On this day: Sydney’s General Post Office opens

The GPO’s opening on 1 September 1874 signalled the growth of communication and wealth in NSW.
By Natalie Muller November 7, 2013 Reading Time: 2 Minutes

FROM THE MOMENT the first sandstone blocks were laid in the mid-1800s, Sydney’s GPO symbolised the importance of postal services in connecting Australia to the rest of the world. 

Built to meet the demands of the city’s growing population, it served as the centre of NSW’s telephone and mail communication from the 1 September 1874, right up until 1996. Its central location and architectural grandeur make it one of Sydney’s enduring landmarks today.

“The postal service today is very different to what it was,” says Laila Ellmoos historian with the City of Sydney History Program. “When we think about communications now, they’re quite ephemeral…The GPO was a symbol of communications and how important that was to the colony.”

History of Australia’s post offices

Looking at the elegant colonnades, Italian Renaissance Palazzo style, and sandstone carvings that define Sydney’s GPO, it’s hard to believe Australia’s mail delivery services grew from convict beginnings.

The first post office was run from the George street home of Isaac Nichols, a former convict. He served as Australia’s first postmaster from 1809, until his death 10 years later, when the post office was relocated to the site the GPO occupies today, on the corner of George Street and Martin Place.

For a long time, mail services had been unreliable and unpredictable. But the Postal Act of 1825 really got the ball rolling by setting postal rates and regulating mail delivery. Before long, the first uniformed postmen and street post boxes began to appear on the scene. Horse coaches delivered mail around Sydney and to areas including Penrith, Parramatta, Windsor, Campbelltown, Newcastle and Bathurst.

But as the population and ground to be covered expanded, the demand for a bigger post office grew. So, in 1862, the colonial architect James Barnet was given the task of designing the future headquarters of the colony’s communication. According to Laila, it would be the most important building of his entire career.

Post office an enduring centrepiece

Despite the fact that the tank stream (the city’s main supply of drinking water) ran beneath the foundations, the first stage of the GPO was completed before its opening on 1 September, 1874. The structure’s iconic clock tower was added when the second phase of building began five years later.

“It was built in a style based on the principles of classical architecture, so it’s got arches, colonnades, and there are lots of really beautiful, fine carvings,” says Laila. “It’s got the big expanse in front of it, which is Martin Place, so people could go there and promenade in front of it, so there’s a very strong public space element.”
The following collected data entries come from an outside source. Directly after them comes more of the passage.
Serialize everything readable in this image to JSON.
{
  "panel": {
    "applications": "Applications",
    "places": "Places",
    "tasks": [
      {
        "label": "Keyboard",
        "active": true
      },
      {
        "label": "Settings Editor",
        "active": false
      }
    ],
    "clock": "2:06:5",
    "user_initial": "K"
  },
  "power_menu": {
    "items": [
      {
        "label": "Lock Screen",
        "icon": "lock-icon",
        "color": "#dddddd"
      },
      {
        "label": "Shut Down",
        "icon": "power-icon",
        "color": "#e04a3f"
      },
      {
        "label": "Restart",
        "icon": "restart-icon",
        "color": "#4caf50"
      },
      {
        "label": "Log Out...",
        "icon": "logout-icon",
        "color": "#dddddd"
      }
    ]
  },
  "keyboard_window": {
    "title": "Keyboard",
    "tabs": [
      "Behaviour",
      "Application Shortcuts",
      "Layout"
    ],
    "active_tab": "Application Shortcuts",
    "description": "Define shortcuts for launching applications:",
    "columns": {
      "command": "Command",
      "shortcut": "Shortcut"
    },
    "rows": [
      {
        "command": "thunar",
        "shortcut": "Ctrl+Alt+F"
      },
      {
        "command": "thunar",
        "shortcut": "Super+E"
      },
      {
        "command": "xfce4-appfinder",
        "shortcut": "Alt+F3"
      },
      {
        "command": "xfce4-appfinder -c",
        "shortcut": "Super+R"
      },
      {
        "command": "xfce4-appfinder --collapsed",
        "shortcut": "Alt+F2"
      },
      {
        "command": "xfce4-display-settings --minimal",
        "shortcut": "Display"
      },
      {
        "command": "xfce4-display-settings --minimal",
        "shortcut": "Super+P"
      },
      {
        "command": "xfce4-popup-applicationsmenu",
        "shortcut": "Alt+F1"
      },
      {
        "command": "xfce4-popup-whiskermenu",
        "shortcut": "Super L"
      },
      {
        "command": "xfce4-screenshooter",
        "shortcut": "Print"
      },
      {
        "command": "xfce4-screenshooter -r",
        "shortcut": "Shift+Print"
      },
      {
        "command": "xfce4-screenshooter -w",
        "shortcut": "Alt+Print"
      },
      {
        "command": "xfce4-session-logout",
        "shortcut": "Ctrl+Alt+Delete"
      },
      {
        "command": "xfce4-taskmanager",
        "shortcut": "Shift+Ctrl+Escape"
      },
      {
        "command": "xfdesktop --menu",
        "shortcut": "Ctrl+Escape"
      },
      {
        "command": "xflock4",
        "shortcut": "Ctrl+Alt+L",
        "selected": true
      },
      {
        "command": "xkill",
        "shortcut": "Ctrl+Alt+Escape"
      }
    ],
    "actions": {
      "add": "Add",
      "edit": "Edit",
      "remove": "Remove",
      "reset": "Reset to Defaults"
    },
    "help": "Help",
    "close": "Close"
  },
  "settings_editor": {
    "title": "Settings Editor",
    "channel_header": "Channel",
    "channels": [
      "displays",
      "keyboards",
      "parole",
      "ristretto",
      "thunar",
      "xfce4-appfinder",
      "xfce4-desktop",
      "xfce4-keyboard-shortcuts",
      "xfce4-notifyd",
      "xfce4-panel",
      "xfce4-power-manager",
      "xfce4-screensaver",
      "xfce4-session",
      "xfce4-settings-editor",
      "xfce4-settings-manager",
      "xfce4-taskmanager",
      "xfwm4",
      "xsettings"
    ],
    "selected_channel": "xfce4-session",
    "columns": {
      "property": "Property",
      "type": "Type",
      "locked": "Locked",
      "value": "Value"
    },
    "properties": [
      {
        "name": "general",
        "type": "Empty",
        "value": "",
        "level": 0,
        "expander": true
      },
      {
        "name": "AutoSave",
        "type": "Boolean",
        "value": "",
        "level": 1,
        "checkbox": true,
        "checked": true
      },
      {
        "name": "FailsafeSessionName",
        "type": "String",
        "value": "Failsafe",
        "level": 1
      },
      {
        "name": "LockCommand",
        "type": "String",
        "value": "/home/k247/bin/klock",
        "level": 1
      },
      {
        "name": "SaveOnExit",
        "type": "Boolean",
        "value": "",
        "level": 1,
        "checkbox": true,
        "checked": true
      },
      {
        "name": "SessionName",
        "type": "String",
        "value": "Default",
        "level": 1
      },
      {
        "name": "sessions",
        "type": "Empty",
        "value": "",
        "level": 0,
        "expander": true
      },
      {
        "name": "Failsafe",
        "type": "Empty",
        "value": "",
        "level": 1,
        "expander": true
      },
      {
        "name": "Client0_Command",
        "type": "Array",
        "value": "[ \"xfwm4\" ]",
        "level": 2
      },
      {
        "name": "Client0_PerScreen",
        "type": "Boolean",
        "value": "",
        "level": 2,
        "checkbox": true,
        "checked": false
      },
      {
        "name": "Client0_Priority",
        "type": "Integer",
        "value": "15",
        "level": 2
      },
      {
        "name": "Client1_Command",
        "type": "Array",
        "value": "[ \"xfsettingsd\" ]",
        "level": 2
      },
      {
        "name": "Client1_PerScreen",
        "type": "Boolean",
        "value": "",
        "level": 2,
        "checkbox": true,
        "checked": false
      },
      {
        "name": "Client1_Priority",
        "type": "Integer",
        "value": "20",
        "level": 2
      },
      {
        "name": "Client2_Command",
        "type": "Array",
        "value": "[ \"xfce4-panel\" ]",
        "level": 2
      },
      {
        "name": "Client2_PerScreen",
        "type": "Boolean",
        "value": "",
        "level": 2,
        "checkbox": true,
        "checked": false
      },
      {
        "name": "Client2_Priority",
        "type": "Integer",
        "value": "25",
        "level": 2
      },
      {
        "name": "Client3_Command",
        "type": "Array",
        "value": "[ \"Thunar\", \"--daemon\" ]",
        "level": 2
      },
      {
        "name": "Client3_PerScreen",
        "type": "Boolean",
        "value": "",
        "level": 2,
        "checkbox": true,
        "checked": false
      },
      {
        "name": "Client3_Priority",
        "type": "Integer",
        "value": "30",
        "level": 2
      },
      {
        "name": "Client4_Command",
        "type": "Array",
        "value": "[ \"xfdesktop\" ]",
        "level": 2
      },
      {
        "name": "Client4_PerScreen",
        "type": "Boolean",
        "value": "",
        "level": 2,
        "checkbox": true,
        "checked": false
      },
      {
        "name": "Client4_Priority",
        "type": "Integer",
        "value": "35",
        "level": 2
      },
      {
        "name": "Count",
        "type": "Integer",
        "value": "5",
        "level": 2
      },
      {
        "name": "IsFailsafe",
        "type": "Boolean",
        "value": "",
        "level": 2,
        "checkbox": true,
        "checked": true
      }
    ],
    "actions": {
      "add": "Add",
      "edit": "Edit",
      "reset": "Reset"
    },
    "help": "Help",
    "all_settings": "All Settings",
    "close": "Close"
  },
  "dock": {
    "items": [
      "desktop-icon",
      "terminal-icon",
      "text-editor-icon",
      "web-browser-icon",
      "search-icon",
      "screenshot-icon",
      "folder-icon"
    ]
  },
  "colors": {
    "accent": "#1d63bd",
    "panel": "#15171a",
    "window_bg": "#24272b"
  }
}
Historically, the GPO was a popular meeting place for Sydneysiders, much in the same way it is today. Various restaurants, shops and a hotel, as well as an Australia Post, fill the space where the state’s communications were once coordinated.

More than 4,415 post offices now operate nationwide, but few of the early colonial buildings are still in public hands. Most now house cafes, restaurants and heritage apartments. According to Post Master General records, the 1857 Little Hartley post office in the Blue Mountains, west of Sydney, was the oldest post office still in operation at the time of its closure in 1975. The 1893 York post office, inland from Perth, WA, is another one of Australia’s oldest post offices still in operation.